OutputStream translating bytes into characters with charset (opposite of OutputStreamWriter)


I need to manipulate content as it is being written to an OutputStream. Specifically, I need to replace CR or LF with CRLF to canonicalize text. This is easy for simple character sets where CR=13 and LF=10, but not so simple with multi-byte character sets. The characters should be replaced, not the bytes. It is non-trivial in general to do that in the output stream itself.

The built-in class OutputStreamWriter converts from characters to bytes for a configured encoding. I'm looking for a class that does the opposite, that is an OutputStream configured with a character set that buffers data as needed and translates the written bytes into characters with the character set (or throws on invalid byte sequences), making the characters available in some way, for example by forwarding the call to a Writer.

In other words I want to convert from bytes to characters on-the-fly as content is being written. I could write everything to a buffer and read it back with an InputStreamReader, but that is inefficient for very large payloads that won't fit in memory.

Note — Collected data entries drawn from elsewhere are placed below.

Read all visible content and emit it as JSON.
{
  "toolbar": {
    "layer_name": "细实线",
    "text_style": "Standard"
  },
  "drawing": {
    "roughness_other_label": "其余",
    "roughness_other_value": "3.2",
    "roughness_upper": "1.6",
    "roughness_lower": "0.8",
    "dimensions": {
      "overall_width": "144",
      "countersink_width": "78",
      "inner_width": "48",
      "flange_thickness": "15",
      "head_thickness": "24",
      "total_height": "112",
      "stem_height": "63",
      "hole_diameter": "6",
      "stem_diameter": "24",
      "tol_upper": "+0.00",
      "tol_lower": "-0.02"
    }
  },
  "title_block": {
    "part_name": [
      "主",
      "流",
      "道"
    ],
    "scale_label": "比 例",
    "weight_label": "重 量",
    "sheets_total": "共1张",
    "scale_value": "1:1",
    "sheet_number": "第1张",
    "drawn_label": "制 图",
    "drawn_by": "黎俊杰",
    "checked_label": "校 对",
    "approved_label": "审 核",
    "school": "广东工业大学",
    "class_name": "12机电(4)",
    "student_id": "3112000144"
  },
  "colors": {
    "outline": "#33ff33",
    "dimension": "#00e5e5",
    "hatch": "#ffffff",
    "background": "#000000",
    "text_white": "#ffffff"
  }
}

Is there a class like this somewhere (ideally open source, as I don't think it is built in)? If not, are there similar examples for efficient streaming conversion I could use as a starting point? The JDK classes I've seen are optimized for converting many bytes at a time, not for streaming use.


Solution

  • I wrote an implementation based on CharsetDecoder. Create a decoder and allocate a ByteBuffer and CharBuffer in the constructor:

    decoder = charset.newDecoder();
    byteBuf = ByteBuffer.allocate(bufferSize);
    charBuf = CharBuffer.allocate(bufferSize);
    

    Then implement write:

    public void write(int b) throws IOException {
        if (!byteBuf.hasRemaining()) {
            decodeAndWriteByteBuffer(false);
        }
        byteBuf.put((byte) b);
    }
    

    And decodeAndWriteByteBuffer:

    private void decodeAndWriteByteBuffer(boolean endOfInput) throws IOException {
        byteBuf.flip();
        CoderResult cr;
        do {
            cr = byteBuf.hasRemaining() || endOfInput
               ? decoder.decode(byteBuf, charBuf, endOfInput)
               : CoderResult.UNDERFLOW;
            if (cr.isUnderflow()) {
                if (endOfInput) {
                    do {
                        cr = decoder.flush(charBuf);
                        writeCharBuffer();
                    } while (cr.isOverflow());
    
                    if (cr.isError()) {
                        cr.throwException();
                    }
                }
            } else if (cr.isOverflow()) {
                writeCharBuffer();
            } else {
                cr.throwException();
            }
        } while (cr.isOverflow());
        byteBuf.compact();
    }
    

    The remaining details are left as an exercise to the reader. It seems to work, though it is to early to say anything about performance.